From the book Shaken Not Stirred: A Celebration of the Martini, I’ve culled the following Chicago-related tidbits:
A “Chicago”-sized martini is a whopping 8 oz., double that of a large (or “boardroom”) martini. (p. 12) Chicago is famous for it’s “more-than-generous double-sized drinks, served in birdbath-sized cocktail glasses…”. (p.105)
Serve it “superlatively dry,” a la the martinis served on the Twentieth Century Limited train from New York to Chicago before WWII. (p. 48)
Doug Varnes at Chicago’s Set 'Em Up Joe “‘polishes’ his double Martinis with a light vermouth spray.” (p.55)
Kimon of Chicago’s Lion Bar serves up “smoked” lemon peel twists with his Martinis, holding the peel two or three inches over the glass and twisting it after lighting the match, giving the peel an expert twist. If you do it right, you’ll get a little flame and puff of smoke; promptly drop the peel into the drink. The peel must be fresh and should have “just a touch” of the inner lemon attached, not just rind. The author recommends you enlist a friend to hold the match, at least while you’re learning the technique. (pp. 82-3)

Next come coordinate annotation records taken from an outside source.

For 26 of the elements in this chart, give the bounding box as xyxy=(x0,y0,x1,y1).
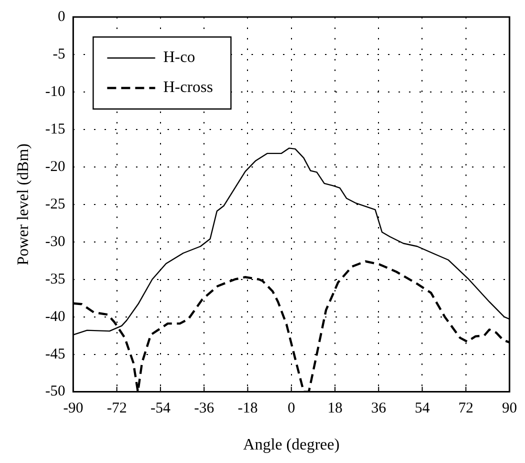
x-tick-label: -18 xyxy=(238,400,258,417)
y-tick-label: -20 xyxy=(45,158,66,175)
x-tick-label: -90 xyxy=(63,400,84,417)
x-tick-label: 72 xyxy=(458,400,474,417)
x-tick-label: -36 xyxy=(194,400,215,417)
legend-label: H-co xyxy=(163,49,196,66)
y-tick-label: -25 xyxy=(45,196,66,212)
x-tick-label: 90 xyxy=(502,400,517,417)
y-tick-label: -30 xyxy=(45,234,66,250)
x-tick-label: 18 xyxy=(327,400,342,417)
y-axis-title: Power level (dBm) xyxy=(14,144,32,266)
y-tick-label: -15 xyxy=(45,121,66,138)
y-tick-label: 0 xyxy=(58,8,66,25)
y-tick-label: -35 xyxy=(45,271,66,288)
x-tick-label: -54 xyxy=(150,400,171,417)
y-tick-label: -40 xyxy=(45,308,66,325)
x-tick-label: 36 xyxy=(371,400,387,417)
x-axis-title: Angle (degree) xyxy=(243,436,340,454)
x-tick-label: -72 xyxy=(106,400,127,417)
legend-label: H-cross xyxy=(163,79,213,96)
y-tick-label: -45 xyxy=(45,346,66,362)
y-tick-label: -5 xyxy=(52,46,66,62)
y-tick-label: -50 xyxy=(45,384,66,400)
y-tick-label: -10 xyxy=(45,84,66,100)
x-tick-label: 54 xyxy=(414,400,430,417)
x-tick-label: 0 xyxy=(288,400,296,417)
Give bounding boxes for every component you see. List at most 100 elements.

The Chicago Blue Martini (at Set 'Em Up Joe): 3 oz. Tanqueray Sterling Vodka and .5 oz. Blue Curacao. (p.91)
On chocolate Martinis: “When we recently visited the Windy City, we discovered… [a] chocolate Martini lover’s heaven. (Maybe it’s the aroma of Milk Duds wafting from the Holloway Candy Company production plant near the downtown area…).” In this town, the choco Martinis are often served with cocoa-frosted rims and Hershey’s Kisses for garnish, although other candies are used (Tootsie Pops and Tootsie Rolls), as are fruit and nut flavorings. A good side dish to serve with these drinks are strawberries and Godiva chocolates… and “to brighten the flavor of the berries, [cut off their tops and] stand them cut side down in a tablespoon or two of balsamic vinegar.” (pp.105-6)
Jerry Langland’s Double Chocolate Martini: equal parts Stoli Vodka, Godiva Chocolate Liquor, and Kahlua or Bailey’s Irish Cream.
Langland’s Mixed Chocolate/Chocolate Swirl: the above, but substitute Godet White Chocolate Liquor for the third ingredient.
The Chocolate Kiss (at Set 'Em Up Joe): 3 oz. Tanqueray Sterling Vodka, .5 oz. Bols Dark Creme de Cacao, 1 dash heavy cream, and a Hershey’s Kiss for a garnish.